After averaging 6.3 runs per game over its first six playoff games, Kansas City has scored four total in its last two. Given that the knock on this team was its inability to produce runs—its 94 wRC+ during the regular season was the lowest of any playoff team since the 2007 Arizona Diamondbacks, as Ben Lindbergh of Grantland noted—the Royals' run production will be something to watch going forward.

Lorenzo Cain, Hosmer and Butler went a combined 2-for-10 on the day, a sign that regression to the mean may be in order. Wednesday was the first hitless game of the series for Cain, who went 8-for-15 and scored five runs en route to being named ALCS MVP.
The sample is obviously small, but if the Royals have learned anything over these last eight games, magic can come from anywhere (or disappear) in the shortened October slate.
But it's unlikely anyone cares much about what's to come at the moment. The Royals have long been the American League's answer to the Pirates, a sad-sack franchise with no hope, a litany of prospect busts and ownership that refused to buy in.

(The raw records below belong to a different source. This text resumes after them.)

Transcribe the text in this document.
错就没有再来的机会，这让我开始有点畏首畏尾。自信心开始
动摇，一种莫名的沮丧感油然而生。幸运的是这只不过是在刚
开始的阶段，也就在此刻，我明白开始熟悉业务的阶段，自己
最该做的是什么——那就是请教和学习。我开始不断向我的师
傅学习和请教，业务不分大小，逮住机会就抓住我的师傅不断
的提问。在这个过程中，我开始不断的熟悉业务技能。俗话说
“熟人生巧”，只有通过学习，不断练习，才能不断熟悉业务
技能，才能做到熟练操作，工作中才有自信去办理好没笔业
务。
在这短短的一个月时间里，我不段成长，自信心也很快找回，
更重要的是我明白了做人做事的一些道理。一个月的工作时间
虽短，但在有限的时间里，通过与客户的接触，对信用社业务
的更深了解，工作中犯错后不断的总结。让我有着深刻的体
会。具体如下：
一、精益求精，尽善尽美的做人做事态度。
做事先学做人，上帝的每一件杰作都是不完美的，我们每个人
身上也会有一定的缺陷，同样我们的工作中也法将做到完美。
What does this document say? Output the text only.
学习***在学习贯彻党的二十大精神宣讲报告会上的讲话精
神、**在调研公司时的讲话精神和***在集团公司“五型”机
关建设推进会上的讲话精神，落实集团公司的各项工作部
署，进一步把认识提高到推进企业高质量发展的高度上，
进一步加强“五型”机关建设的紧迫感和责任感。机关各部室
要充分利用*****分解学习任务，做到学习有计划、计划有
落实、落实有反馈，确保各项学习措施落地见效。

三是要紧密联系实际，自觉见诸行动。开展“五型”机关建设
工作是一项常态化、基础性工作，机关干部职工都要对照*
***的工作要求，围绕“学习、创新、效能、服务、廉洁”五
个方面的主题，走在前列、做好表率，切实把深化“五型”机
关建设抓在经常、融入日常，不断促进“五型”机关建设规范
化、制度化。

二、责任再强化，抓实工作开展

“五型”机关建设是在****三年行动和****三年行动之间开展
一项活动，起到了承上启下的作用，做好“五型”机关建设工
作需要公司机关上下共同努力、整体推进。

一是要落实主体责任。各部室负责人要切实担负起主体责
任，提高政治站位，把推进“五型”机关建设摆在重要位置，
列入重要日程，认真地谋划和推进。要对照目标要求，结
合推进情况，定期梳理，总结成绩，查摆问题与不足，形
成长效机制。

While derided at the time, general manager Dayton Moore's all-in push with this team—the first in a long time for Kansas City—has paid off. James Shields is a legitimate ace, Davis became an integral part of baseball's best bullpen and Escobar and Cain have developed into legitimate everyday players.
Viewed as a hot-seat candidate before the season, Moore is now responsible for the first World Series since Whitney Houston's "Saving All My Love For You" was atop the Billboard charts.
Now let's see what this team can do next.